As part of that program, CMS recently ordered HealthyCT to pay a $13.4 million risk-adjustment payment — essentially a penalty for having a customer base deemed too healthy.

While state regulators said they had already planned to place HealthyCT under increased scrutiny starting this summer, the risk-adjustment fee created a large enough fiscal problem that the CID issued the supervisory order.

Ordering HealthyCT to cease writing new business and runoff existing business will maximize availability of funds to satisfy policyholders and creditors, CID said.

Risk-adjustment payments have been contentious, and both Insurance Commissioner Katharine Wade and Wadleigh have said they are concerned they could have damaging impacts on the market.

Several co-ops, including in Illinois and Maryland, have sued the federal government, either seeking to recoup premium-stabilization payments they feel they are owed or challenging fees like the one levied on HealthyCT.

What’s next for HealthyCT?

Since its 2013 inception, HealthyCT had grown quickly.

Its 2016 first-quarter revenue was $56.2 million, up from $33.7 million a year earlier, financial reports show.

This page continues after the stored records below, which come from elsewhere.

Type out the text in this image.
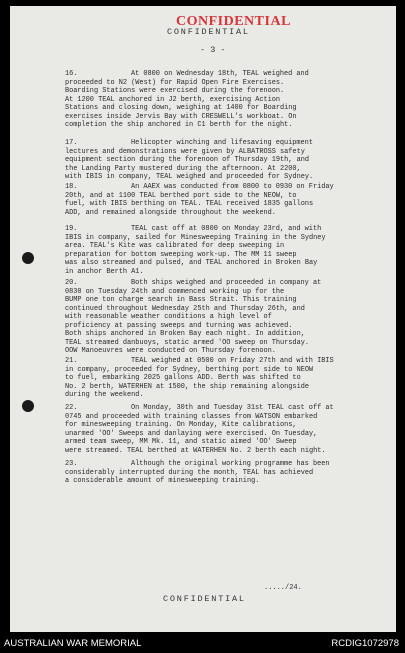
CONFIDENTIAL
CONFIDENTIAL
- 3 -
16.	At 0800 on Wednesday 18th, TEAL weighed and
proceeded to N2 (West) for Rapid Open Fire Exercises.
Boarding Stations were exercised during the forenoon.
At 1200 TEAL anchored in J2 berth, exercising Action
Stations and closing down, weighing at 1400 for Boarding
exercises inside Jervis Bay with CRESWELL's workboat. On
completion the ship anchored in C1 berth for the night.
17.	Helicopter winching and lifesaving equipment
lectures and demonstrations were given by ALBATROSS safety
equipment section during the forenoon of Thursday 19th, and
the Landing Party mustered during the afternoon. At 2200,
with IBIS in company, TEAL weighed and proceeded for Sydney.
18.	An AAEX was conducted from 0800 to 0930 on Friday
20th, and at 1100 TEAL berthed port side to the NEOW, to
fuel, with IBIS berthing on TEAL. TEAL received 1835 gallons
ADD, and remained alongside throughout the weekend.
19.	TEAL cast off at 0800 on Monday 23rd, and with
IBIS in company, sailed for Minesweeping Training in the Sydney
area. TEAL's Kite was calibrated for deep sweeping in
preparation for bottom sweeping work-up. The MM 11 sweep
was also streamed and pulsed, and TEAL anchored in Broken Bay
in anchor Berth A1.
20.	Both ships weighed and proceeded in company at
0830 on Tuesday 24th and commenced working up for the
BUMP one ton charge search in Bass Strait. This training
continued throughout Wednesday 25th and Thursday 26th, and
with reasonable weather conditions a high level of
proficiency at passing sweeps and turning was achieved.
Both ships anchored in Broken Bay each night. In addition,
TEAL streamed danbuoys, static armed 'OO sweep on Thursday.
OOW Manoeuvres were conducted on Thursday forenoon.
21.	TEAL weighed at 0500 on Friday 27th and with IBIS
in company, proceeded for Sydney, berthing port side to NEOW
to fuel, embarking 2025 gallons ADD. Berth was shifted to
No. 2 berth, WATERHEN at 1500, the ship remaining alongside
during the weekend.
22.	On Monday, 30th and Tuesday 31st TEAL cast off at
0745 and proceeded with training classes from WATSON embarked
for minesweeping training. On Monday, Kite calibrations,
unarmed 'OO' Sweeps and danlaying were exercised. On Tuesday,
armed team sweep, MM Mk. 11, and static aimed 'OO' Sweep
were streamed. TEAL berthed at WATERHEN No. 2 berth each night.
23.	Although the original working programme has been
considerably interrupted during the month, TEAL has achieved
a considerable amount of minesweeping training.
...../24.
CONFIDENTIAL
AUSTRALIAN WAR MEMORIAL	RCDIG1072978
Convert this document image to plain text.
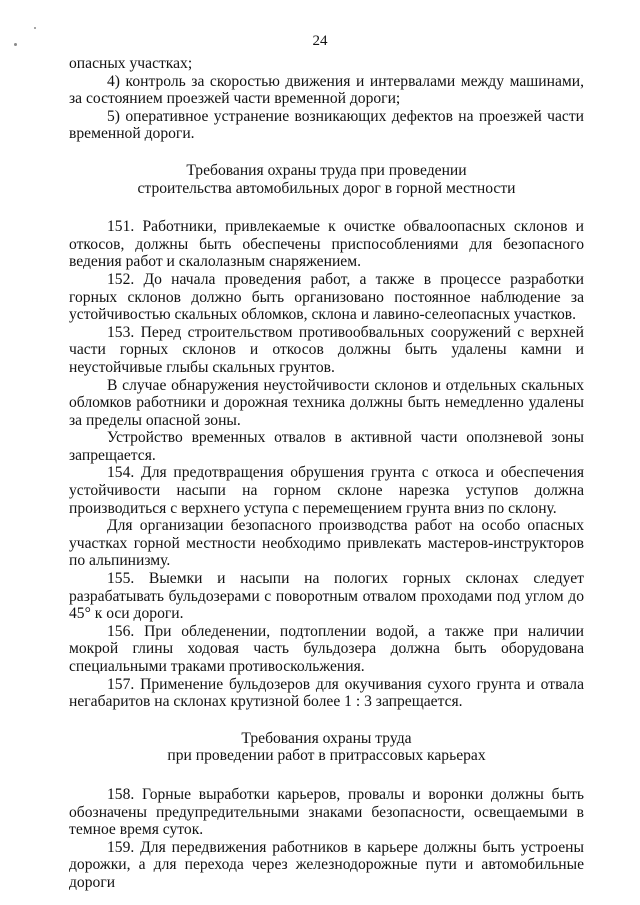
24

опасных участках;

4) контроль за скоростью движения и интервалами между машинами, за состоянием проезжей части временной дороги;

5) оперативное устранение возникающих дефектов на проезжей части временной дороги.

Требования охраны труда при проведении

строительства автомобильных дорог в горной местности

151. Работники, привлекаемые к очистке обвалоопасных склонов и откосов, должны быть обеспечены приспособлениями для безопасного ведения работ и скалолазным снаряжением.

152. До начала проведения работ, а также в процессе разработки горных склонов должно быть организовано постоянное наблюдение за устойчивостью скальных обломков, склона и лавино-селеопасных участков.

153. Перед строительством противообвальных сооружений с верхней части горных склонов и откосов должны быть удалены камни и неустойчивые глыбы скальных грунтов.

В случае обнаружения неустойчивости склонов и отдельных скальных обломков работники и дорожная техника должны быть немедленно удалены за пределы опасной зоны.

Устройство временных отвалов в активной части оползневой зоны запрещается.

154. Для предотвращения обрушения грунта с откоса и обеспечения устойчивости насыпи на горном склоне нарезка уступов должна производиться с верхнего уступа с перемещением грунта вниз по склону.

Для организации безопасного производства работ на особо опасных участках горной местности необходимо привлекать мастеров-инструкторов по альпинизму.

155. Выемки и насыпи на пологих горных склонах следует разрабатывать бульдозерами с поворотным отвалом проходами под углом до 45° к оси дороги.

156. При обледенении, подтоплении водой, а также при наличии мокрой глины ходовая часть бульдозера должна быть оборудована специальными траками противоскольжения.

157. Применение бульдозеров для окучивания сухого грунта и отвала негабаритов на склонах крутизной более 1 : 3 запрещается.

Требования охраны труда

при проведении работ в притрассовых карьерах

158. Горные выработки карьеров, провалы и воронки должны быть обозначены предупредительными знаками безопасности, освещаемыми в темное время суток.

159. Для передвижения работников в карьере должны быть устроены дорожки, а для перехода через железнодорожные пути и автомобильные дороги
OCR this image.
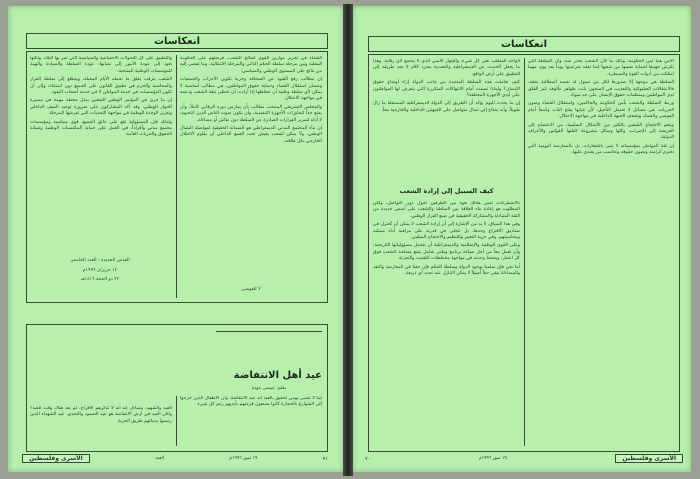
انعكاسات

القضاء في تحرير موازين القوى لصالح الشعب، فرضتهم على الحكومة المعلنة وبين مرحلة سلطة الحكم الذاتي والمرحلة الانتقالية، وما تفضي إليه من نتائج على المستوى الوطني والسياسي.

إن مطالب رفع القيود عن الصحافة وحرية تكوين الأحزاب والجمعيات وضمان استقلال القضاء وحماية حقوق المواطنين، هي مطالب أساسية لا يمكن لأي سلطة وطنية أن تتجاهلها إذا أرادت أن تحظى بثقة الشعب ودعمه في مواجهة الاحتلال.

والمجلس التشريعي المنتخب مطالب بأن يمارس دوره الرقابي كاملاً، وأن يضع حداً لتجاوزات الأجهزة التنفيذية، وأن يكون صوت الناس الذين انتخبوه، لا أداة لتمرير القرارات الصادرة عن السلطة دون نقاش أو مساءلة.

إن بناء المجتمع المدني الديمقراطي هو الضمانة الحقيقية لمواصلة النضال الوطني، ولا يمكن لشعب يعيش تحت القمع الداخلي أن يقاوم الاحتلال الخارجي بكل طاقته.

لا للفوضى

والتطبيق على كل التحولات الاجتماعية والسياسية التي تمر بها البلاد، ولكنها تعود إلى عودة الأمور إلى نصابها: عودة السلطة والسيادة والهيبة للمؤسسات الوطنية المنتخبة.

الشعب يترقب بقلق ما تحمله الأيام المقبلة، ويتطلع إلى سلطة القرار والمحاسبة والحزم في تطبيق القانون على الجميع دون استثناء، وإلى أن تكون المؤسسات في خدمة المواطن لا في خدمة أصحاب النفوذ.

إن ما جرى في المؤتمر الوطني الشعبي يمثل محطة مهمة في مسيرة الحوار الوطني، وقد أكد المشاركون على ضرورة توحيد الصف الداخلي وتعزيز الوحدة الوطنية في مواجهة التحديات التي تفرضها المرحلة.

ولذلك فإن المسؤولية تقع على عاتق الجميع، قوى سياسية ومؤسسات مجتمع مدني وأفراداً، في العمل على حماية المكتسبات الوطنية وصيانة الحقوق والحريات العامة.

القدس الجديدة - العدد الخامس
١٢ حزيران ١٩٩٦م
٢٢ ذو الحجة ١٤١٦هـ
عيد أهل الانتفاضة
بقلم: عيسى عودة

لينا لا تنسى يومي تحقيق بالعيد أنه عيد الانتفاضة، وأن الأطفال الذين خرجوا إلى الشوارع بالحجارة كانوا يصنعون فرحتهم بأيديهم رغم كل شيء.

العيد والشهيد، يتساءل إنه أنه لا تذكرهم الأفراح، لم يعد هناك وقت للعيد؟ ولكن العيد في أرض الانتفاضة هو عيد الصمود والتحدي، عيد الشهداء الذين رسموا بدمائهم طريق الحرية.

٧١
١٩ تموز ١٩٩٦م
العدد
الأسرى وفلسطين
انعكاسات

الأمن هما أمن الحكومة، وذلك ما كان الشعب يحذر منه، وأن السلطة التي تكرس جهدها لحماية نفسها من شعبها إنما تفقد شرعيتها يوماً بعد يوم، مهما امتلكت من أدوات القوة والسيطرة.

السلطة هي موجهة إلا صدورها لكل من تسول له نفسه المطالبة بحقه، فالاعتقالات العشوائية والتعذيب في السجون باتت ظواهر مألوفة تثير القلق لدى المواطنين ومنظمات حقوق الإنسان على حد سواء.

وربط السلطة والشعب بأمن الحكومة والحاكمين، واستقلال القضاء وصون الحريات، هي مسائل لا تحتمل التأجيل، لأن غيابها يفتح الباب واسعاً أمام الفوضى والفساد ويضعف الجبهة الداخلية في مواجهة الاحتلال.

وينعم الاحتجاج الشعبي بالكثير من الأشكال السلمية، من الاعتصام إلى العريضة إلى الإضراب، وكلها وسائل مشروعة كفلتها القوانين والأعراف الدولية.

إن ثقة المواطن بمؤسساته لا تبنى بالشعارات، بل بالممارسة اليومية التي تحترم كرامته وتصون حقوقه وتحاسب من يعتدي عليها.

الواحد المتغلب على كل شيء، والجهاز الأمني الذي لا يخضع لأي رقابة، وهذا ما يجعل الحديث عن الديمقراطية والتعددية مجرد كلام لا يجد طريقه إلى التطبيق على أرض الواقع.

كيف تعاملت هذه السلطة المتحدة من جانب الدولة إزاء أوضاع حقوق الإنسان؟ ولماذا تصمت أمام الانتهاكات المتكررة التي يتعرض لها المواطنون على أيدي الأجهزة المختلفة؟

إن ما يحدث اليوم يؤكد أن الطريق إلى الدولة الديمقراطية المستقلة ما زال طويلاً، وأنه يحتاج إلى نضال متواصل على الجبهتين الداخلية والخارجية معاً.

كيف السبيل إلى إرادة الشعب

بالاضطرابات ليس هنالك هوة بين الطرفين تحول دون التواصل، ولكن المطلوب هو إعادة بناء العلاقة بين السلطة والشعب على أسس جديدة من الثقة المتبادلة والمشاركة الحقيقية في صنع القرار الوطني.

وفي هذا السياق، لا بد من الإشارة إلى أن إرادة الشعب لا يمكن أن تُختزل في صناديق الاقتراع وحدها، بل تتجلى في قدرته على مراقبة أداء ممثليه ومحاسبتهم، وفي حرية التعبير والتنظيم والاحتجاج السلمي.

وعلى القوى الوطنية والإسلامية والديمقراطية أن تتحمل مسؤولياتها التاريخية، وأن تعمل معاً من أجل صياغة برنامج وطني شامل يضع مصلحة الشعب فوق كل اعتبار، ويحفظ وحدته في مواجهة مخططات التفتيت والتجزئة.

أما نحن فإن سلمنا بوجود الدولة وسلطة الحكم فإن حقنا في المعارضة والنقد والمساءلة يبقى حقاً أصيلاً لا يمكن التنازل عنه تحت أي ذريعة.

الأسرى وفلسطين
١٩ تموز ١٩٩٦م
٧٠
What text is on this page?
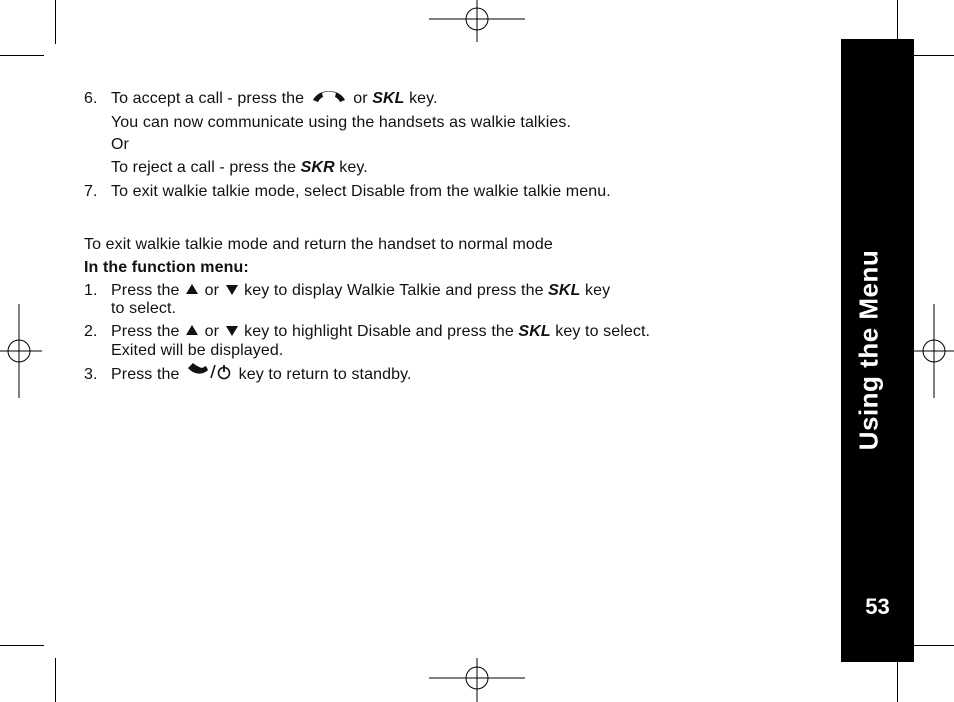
Using the Menu
53
6. To accept a call - press the	or SKL key.
You can now communicate using the handsets as walkie talkies.
Or
To reject a call - press the SKR key.
7. To exit walkie talkie mode, select Disable from the walkie talkie menu.
To exit walkie talkie mode and return the handset to normal mode
In the function menu:
1. Press the or key to display Walkie Talkie and press the SKL key
to select.
2. Press the or key to highlight Disable and press the SKL key to select.
Exited will be displayed.
3. Press the	key to return to standby.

But expenses for medical benefits and prescription drugs also rose sharply over the year.

While things don't look good for HealthyCT, it's possible it could one day start writing new business again. The company could avoid court-supervised rehabilitation, which is similar in some ways to a federal bankruptcy proceeding, but conducted in state court, according to William Goddard, a partner at Hartford law firm Day Pitney, who specializes in insurance.

“The stars would have to align,” Goddard said. “The feds could pay, [HealthyCT] could raise new capital, or their [2016] underwriting could turn out to be way better than people thought.”

Goddard's colleague, healthcare attorney Susan Huntington, said operating under a supervisory order may also buy HealthyCT some time to challenge the risk-adjustment payment.

“By being put under supervision, it gives HealthyCT time to actually dig into whether the payment amount requested by the federal government is correct,” Huntington said.